4. Flocking tendency to a higher grade hospital

The increasing awareness of unruptured vasculopathy and the various available treatment modalities simultaneously act on a patient's own will to choose higher grade hospitals. This tendency might accelerate the phenomenon of "the rich-get-richer and the poor-get-poorer" If such specific patients were all gathered in some institutes, the remaining hospitals will barely experienced similar diseases or hardly accumulate precious clinical experiences, and this will subsequently result in a significant imbalance between institutes. According to the annual reports of a certain university hospital, the number of clipping and coiling was 72 and 251 in 2004, and 122 and 498 in 2008, respectively. These numbers far exceed ours and performing that many clipping and coiling procedures is far beyond our reach.


5. The role of the neurosurgeon in stroke manage -ment, and the future directions

In recent years, the grey zone between pure surgical and genuine medical management has become tremendously enlarged. This gap is being rapidly filled with the emerging techniques of minimal invasive procedures, including neuro-intervention, mini-craniotomy, key-hole surgery and several types of endoscopic surgeries. In traditional point of view, neurosurgeons have played a major and prompt role in diagnosing and managing hemorrhagic CVD patients. With the diversity of tools for diagnosis and treatment, neurovascular specialists from other departments, such as neurologists and neuroradiologists, now participate in such clinical activities.

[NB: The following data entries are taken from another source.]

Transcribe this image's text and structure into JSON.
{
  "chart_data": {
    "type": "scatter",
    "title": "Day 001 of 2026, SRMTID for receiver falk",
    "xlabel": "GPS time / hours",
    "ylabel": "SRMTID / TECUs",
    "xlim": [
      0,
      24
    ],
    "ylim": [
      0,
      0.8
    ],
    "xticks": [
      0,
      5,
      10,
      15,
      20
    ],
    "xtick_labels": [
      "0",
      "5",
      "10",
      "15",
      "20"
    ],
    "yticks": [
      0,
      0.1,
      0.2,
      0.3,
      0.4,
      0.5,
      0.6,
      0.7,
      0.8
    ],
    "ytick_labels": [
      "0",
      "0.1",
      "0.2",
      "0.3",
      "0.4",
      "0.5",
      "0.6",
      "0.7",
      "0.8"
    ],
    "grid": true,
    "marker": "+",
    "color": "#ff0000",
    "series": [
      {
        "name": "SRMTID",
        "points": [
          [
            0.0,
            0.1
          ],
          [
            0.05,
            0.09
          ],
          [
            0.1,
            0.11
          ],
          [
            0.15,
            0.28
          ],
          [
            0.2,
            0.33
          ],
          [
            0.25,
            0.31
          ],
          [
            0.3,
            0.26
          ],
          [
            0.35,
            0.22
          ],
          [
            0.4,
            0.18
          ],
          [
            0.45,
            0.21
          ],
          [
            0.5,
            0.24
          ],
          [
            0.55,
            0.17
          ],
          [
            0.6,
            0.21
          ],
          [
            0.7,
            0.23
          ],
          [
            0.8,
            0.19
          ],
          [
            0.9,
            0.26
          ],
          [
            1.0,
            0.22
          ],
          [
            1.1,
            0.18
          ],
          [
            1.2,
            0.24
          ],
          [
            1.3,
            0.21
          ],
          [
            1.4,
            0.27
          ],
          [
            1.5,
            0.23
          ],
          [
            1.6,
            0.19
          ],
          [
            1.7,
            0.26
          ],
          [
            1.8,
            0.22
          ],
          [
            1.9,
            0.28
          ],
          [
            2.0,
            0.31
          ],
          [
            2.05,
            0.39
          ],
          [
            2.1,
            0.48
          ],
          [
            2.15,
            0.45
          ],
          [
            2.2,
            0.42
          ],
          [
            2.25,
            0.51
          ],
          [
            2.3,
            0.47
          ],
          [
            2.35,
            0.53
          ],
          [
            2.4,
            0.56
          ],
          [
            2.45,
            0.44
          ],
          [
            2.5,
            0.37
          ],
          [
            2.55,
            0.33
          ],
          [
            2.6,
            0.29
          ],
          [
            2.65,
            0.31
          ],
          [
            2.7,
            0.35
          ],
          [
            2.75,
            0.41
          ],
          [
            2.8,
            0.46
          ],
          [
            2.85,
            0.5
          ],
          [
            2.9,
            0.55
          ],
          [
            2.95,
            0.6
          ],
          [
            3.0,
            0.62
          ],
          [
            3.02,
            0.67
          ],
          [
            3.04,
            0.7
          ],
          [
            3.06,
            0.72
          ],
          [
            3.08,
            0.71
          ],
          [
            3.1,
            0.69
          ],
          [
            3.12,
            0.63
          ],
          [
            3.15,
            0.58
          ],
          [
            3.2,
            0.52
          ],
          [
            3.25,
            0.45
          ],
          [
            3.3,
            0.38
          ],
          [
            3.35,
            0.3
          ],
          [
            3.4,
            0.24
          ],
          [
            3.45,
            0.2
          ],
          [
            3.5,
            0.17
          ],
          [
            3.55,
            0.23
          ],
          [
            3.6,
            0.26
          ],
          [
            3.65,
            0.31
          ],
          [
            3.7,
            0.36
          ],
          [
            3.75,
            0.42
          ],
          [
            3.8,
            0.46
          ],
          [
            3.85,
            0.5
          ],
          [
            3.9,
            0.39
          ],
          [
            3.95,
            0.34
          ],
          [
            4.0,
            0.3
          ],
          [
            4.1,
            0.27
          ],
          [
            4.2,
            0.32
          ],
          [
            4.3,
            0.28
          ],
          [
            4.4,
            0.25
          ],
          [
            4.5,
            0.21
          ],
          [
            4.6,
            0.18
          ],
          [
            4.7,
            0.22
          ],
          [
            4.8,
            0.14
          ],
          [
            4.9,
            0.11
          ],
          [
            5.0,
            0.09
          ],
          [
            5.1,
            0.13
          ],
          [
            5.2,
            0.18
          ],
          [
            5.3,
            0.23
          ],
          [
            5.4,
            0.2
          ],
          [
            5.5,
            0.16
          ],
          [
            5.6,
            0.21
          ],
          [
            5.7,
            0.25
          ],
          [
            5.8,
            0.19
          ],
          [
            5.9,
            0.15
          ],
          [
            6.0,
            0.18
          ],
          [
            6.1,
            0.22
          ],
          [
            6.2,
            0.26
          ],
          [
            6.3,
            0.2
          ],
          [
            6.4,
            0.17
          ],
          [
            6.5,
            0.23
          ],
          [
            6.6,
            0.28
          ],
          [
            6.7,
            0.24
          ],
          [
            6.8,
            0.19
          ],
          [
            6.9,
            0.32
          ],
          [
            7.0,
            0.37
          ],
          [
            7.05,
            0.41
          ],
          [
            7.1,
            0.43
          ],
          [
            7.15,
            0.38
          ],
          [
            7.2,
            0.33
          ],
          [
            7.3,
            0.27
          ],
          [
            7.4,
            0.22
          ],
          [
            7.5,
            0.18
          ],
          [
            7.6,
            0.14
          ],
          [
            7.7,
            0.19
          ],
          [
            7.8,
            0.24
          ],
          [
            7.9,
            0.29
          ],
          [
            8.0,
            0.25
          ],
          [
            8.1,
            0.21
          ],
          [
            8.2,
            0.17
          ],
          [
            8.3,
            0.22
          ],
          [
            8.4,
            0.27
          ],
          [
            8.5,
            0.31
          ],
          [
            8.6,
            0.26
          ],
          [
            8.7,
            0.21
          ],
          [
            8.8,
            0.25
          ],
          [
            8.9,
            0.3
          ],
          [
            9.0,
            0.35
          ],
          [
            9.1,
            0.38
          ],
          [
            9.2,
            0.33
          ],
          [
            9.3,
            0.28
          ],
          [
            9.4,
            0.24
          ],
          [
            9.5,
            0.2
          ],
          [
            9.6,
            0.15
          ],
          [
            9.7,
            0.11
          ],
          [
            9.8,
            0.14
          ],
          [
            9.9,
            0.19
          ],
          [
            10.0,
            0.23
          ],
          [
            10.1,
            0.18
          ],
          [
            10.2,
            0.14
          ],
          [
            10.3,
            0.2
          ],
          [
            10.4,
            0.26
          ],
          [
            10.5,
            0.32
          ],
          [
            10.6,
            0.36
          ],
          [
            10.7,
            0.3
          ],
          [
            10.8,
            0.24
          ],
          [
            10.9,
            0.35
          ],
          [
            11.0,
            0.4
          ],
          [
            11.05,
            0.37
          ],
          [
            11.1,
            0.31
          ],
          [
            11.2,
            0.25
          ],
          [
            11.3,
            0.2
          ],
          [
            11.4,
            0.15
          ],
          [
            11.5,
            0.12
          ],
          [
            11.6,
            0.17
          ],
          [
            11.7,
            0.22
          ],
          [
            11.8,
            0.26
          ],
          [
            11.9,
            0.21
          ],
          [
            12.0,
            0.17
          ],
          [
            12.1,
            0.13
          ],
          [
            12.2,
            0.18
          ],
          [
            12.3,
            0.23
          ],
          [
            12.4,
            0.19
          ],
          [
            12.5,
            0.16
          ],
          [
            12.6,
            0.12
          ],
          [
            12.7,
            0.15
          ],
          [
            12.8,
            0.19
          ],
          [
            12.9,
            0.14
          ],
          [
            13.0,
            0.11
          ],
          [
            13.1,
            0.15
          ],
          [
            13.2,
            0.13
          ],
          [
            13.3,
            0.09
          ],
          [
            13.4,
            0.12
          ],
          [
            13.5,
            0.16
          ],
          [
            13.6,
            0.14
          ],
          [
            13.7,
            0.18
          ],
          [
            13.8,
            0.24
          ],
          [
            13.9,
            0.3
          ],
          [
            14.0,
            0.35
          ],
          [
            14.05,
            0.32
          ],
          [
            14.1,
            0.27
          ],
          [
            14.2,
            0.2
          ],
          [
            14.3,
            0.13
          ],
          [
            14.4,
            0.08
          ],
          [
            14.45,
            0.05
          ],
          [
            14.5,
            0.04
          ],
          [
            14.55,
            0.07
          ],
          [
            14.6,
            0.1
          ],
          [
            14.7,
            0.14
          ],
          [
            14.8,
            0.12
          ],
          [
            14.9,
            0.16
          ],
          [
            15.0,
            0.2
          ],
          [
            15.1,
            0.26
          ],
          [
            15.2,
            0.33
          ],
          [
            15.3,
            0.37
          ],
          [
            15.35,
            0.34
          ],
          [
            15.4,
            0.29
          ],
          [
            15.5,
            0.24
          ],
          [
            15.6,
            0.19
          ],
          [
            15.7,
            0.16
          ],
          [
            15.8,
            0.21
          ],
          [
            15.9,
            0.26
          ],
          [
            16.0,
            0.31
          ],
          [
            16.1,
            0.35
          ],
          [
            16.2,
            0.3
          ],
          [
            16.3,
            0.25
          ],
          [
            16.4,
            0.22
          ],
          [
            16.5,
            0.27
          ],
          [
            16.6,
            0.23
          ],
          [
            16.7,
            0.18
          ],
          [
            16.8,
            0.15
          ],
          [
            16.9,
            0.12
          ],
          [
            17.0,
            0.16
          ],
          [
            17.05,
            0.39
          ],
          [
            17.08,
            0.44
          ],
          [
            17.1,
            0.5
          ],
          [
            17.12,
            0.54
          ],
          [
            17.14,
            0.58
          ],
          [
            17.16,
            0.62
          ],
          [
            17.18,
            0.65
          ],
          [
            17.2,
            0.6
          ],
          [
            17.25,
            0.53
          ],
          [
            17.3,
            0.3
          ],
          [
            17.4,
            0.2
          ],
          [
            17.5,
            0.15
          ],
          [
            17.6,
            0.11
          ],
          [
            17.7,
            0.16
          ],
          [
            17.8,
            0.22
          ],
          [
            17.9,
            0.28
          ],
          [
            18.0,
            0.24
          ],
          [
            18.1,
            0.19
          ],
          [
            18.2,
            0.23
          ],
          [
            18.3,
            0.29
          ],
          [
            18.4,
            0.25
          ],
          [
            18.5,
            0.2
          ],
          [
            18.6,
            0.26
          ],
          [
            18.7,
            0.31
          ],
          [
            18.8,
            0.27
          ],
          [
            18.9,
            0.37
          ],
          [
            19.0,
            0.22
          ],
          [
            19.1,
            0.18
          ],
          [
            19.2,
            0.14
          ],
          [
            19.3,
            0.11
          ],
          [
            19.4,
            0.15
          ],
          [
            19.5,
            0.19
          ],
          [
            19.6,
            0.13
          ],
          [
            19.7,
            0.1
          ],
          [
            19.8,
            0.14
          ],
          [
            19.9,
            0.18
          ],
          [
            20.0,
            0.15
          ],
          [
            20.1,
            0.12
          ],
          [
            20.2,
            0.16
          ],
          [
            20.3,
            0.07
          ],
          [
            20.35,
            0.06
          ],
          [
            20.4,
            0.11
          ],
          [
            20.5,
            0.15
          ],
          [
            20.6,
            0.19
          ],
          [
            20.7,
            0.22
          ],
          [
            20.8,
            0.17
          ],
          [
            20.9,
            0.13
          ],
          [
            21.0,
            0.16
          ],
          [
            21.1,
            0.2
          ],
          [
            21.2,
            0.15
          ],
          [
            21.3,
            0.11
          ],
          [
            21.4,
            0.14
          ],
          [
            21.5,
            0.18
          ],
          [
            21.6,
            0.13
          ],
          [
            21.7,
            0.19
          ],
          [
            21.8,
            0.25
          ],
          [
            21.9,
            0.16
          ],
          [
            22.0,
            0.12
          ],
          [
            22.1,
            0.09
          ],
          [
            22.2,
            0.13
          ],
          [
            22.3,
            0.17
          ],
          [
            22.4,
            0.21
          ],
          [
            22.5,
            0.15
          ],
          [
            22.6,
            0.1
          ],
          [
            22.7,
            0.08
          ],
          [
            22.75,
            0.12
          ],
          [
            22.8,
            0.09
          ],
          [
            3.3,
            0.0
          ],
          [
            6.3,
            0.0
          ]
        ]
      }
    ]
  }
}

When managing stroke patients, neurosurgeons should be more involved in making the treatment plans for various diseases, including acute and chronic ischemia, and infarction. To achieve this, we should have appropriate knowledge of the physiology, patient monitoring and all the available treatments, including the medical, endovascular, and surgical techniques. Cooperation among different medical specialists is prerequisite for adequately treating such patients, instead of being competitive or uncooperative. We suggest that vascular neurosurgeons are ready to perform breakthrough surgery, such as cerebral revascularization and flow-modification procedures.

 

Conclusion


During the 5 years of this study, we experienced a steady rate of hemorrhagic stroke patients, while ischemic stroke and unruptured vasculopathies were increased. Although every patient can's be treated by the emerging endovascular intervention techniques, these techniques should be seriously considered for treating more stroke patients. Neurosurgeons need to be equipped with several revolutionary surgical options to adapt to the current status of management and for collaborating with other specialties for treating patients with stroke.